13th Conference on Applied Climatology and the 10th Conference on Aviation, Range, and Aerospace Meteorology

Monday, 13 May 2002: 10:30 AM
Quality assessment of monthly temperature data
David A. Robinson, Rutgers Univ., Piscataway, NJ; and J. Parlagreco
Poster PDF (23.8 kB)
Daily quality assessments of surface air temperature observations from National Weather Service stations, among others, are unable to recognize subtle, sometimes not so subtle, errors in reported temperatures. Some of these errors are better seen when examining monthly means of maximum and minimum temperatures.

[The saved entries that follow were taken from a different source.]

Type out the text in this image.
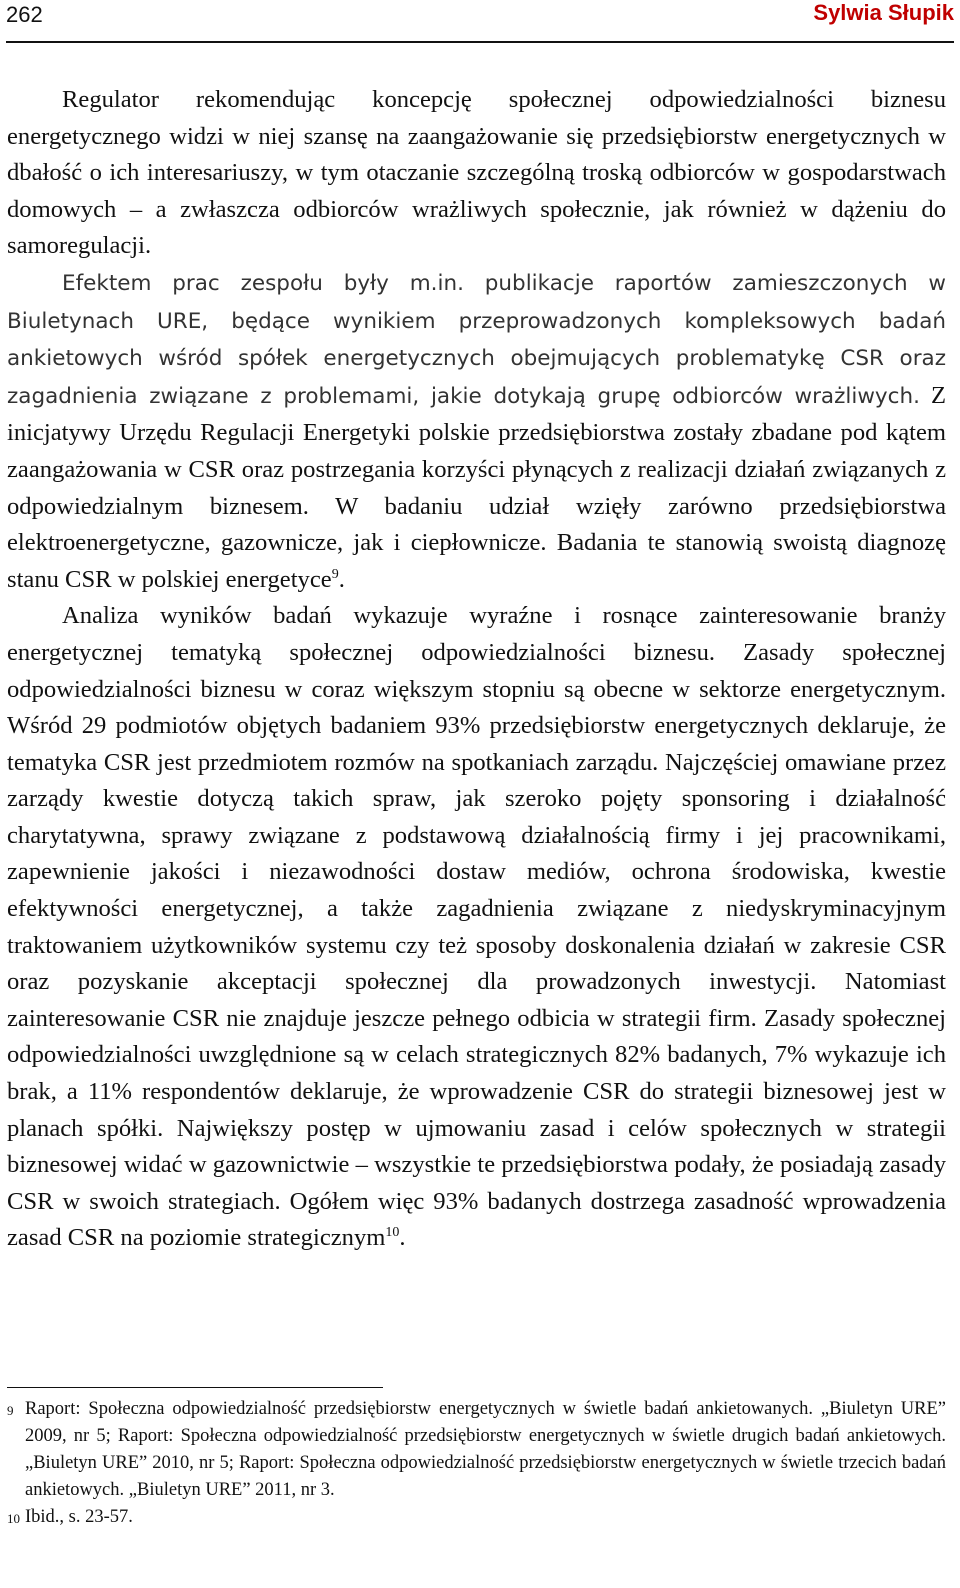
262	Sylwia Słupik

Regulator rekomendując koncepcję społecznej odpowiedzialności biznesu energetycznego widzi w niej szansę na zaangażowanie się przedsiębiorstw energetycznych w dbałość o ich interesariuszy, w tym otaczanie szczególną troską odbiorców w gospodarstwach domowych – a zwłaszcza odbiorców wrażliwych społecznie, jak również w dążeniu do samoregulacji.

Efektem prac zespołu były m.in. publikacje raportów zamieszczonych w Biuletynach URE, będące wynikiem przeprowadzonych kompleksowych badań ankietowych wśród spółek energetycznych obejmujących problematykę CSR oraz zagadnienia związane z problemami, jakie dotykają grupę odbiorców wrażliwych. Z inicjatywy Urzędu Regulacji Energetyki polskie przedsiębiorstwa zostały zbadane pod kątem zaangażowania w CSR oraz postrzegania korzyści płynących z realizacji działań związanych z odpowiedzialnym biznesem. W badaniu udział wzięły zarówno przedsiębiorstwa elektroenergetyczne, gazownicze, jak i ciepłownicze. Badania te stanowią swoistą diagnozę stanu CSR w polskiej energetyce$^9$.

Analiza wyników badań wykazuje wyraźne i rosnące zainteresowanie branży energetycznej tematyką społecznej odpowiedzialności biznesu. Zasady społecznej odpowiedzialności biznesu w coraz większym stopniu są obecne w sektorze energetycznym. Wśród 29 podmiotów objętych badaniem 93% przedsiębiorstw energetycznych deklaruje, że tematyka CSR jest przedmiotem rozmów na spotkaniach zarządu. Najczęściej omawiane przez zarządy kwestie dotyczą takich spraw, jak szeroko pojęty sponsoring i działalność charytatywna, sprawy związane z podstawową działalnością firmy i jej pracownikami, zapewnienie jakości i niezawodności dostaw mediów, ochrona środowiska, kwestie efektywności energetycznej, a także zagadnienia związane z niedyskryminacyjnym traktowaniem użytkowników systemu czy też sposoby doskonalenia działań w zakresie CSR oraz pozyskanie akceptacji społecznej dla prowadzonych inwestycji. Natomiast zainteresowanie CSR nie znajduje jeszcze pełnego odbicia w strategii firm. Zasady społecznej odpowiedzialności uwzględnione są w celach strategicznych 82% badanych, 7% wykazuje ich brak, a 11% respondentów deklaruje, że wprowadzenie CSR do strategii biznesowej jest w planach spółki. Największy postęp w ujmowaniu zasad i celów społecznych w strategii biznesowej widać w gazownictwie – wszystkie te przedsiębiorstwa podały, że posiadają zasady CSR w swoich strategiach. Ogółem więc 93% badanych dostrzega zasadność wprowadzenia zasad CSR na poziomie strategicznym$^{10}$.

9 Raport: Społeczna odpowiedzialność przedsiębiorstw energetycznych w świetle badań ankietowanych. „Biuletyn URE” 2009, nr 5; Raport: Społeczna odpowiedzialność przedsiębiorstw energetycznych w świetle drugich badań ankietowych. „Biuletyn URE” 2010, nr 5; Raport: Społeczna odpowiedzialność przedsiębiorstw energetycznych w świetle trzecich badań ankietowych. „Biuletyn URE” 2011, nr 3.

10 Ibid., s. 23-57.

We have developed a straightforward method to identify suspicious monthly means. Standard deviations of differences between monthly means from two nearby stations were computed using a base period of 1961-2000. The quality of an observation from a given station in a particular month and year is assessed using comparisons of monthly differences from approximately 8 nearby stations. When the given station has a difference of greater than 1.5 standard deviations with respect to at least half of its neighboring stations, the observation at that site is considered suspect. Further inspection is done by manually comparing results for each station in a region and by looking at results from recent months to see if a pattern has emerged. Problems at the station may lie in the temperature unit itself, they may be due to persistent observer error, or they could signify a station move in recent years.

This paper will discuss the assessment methodology and provide examples using stations throughout New Jersey.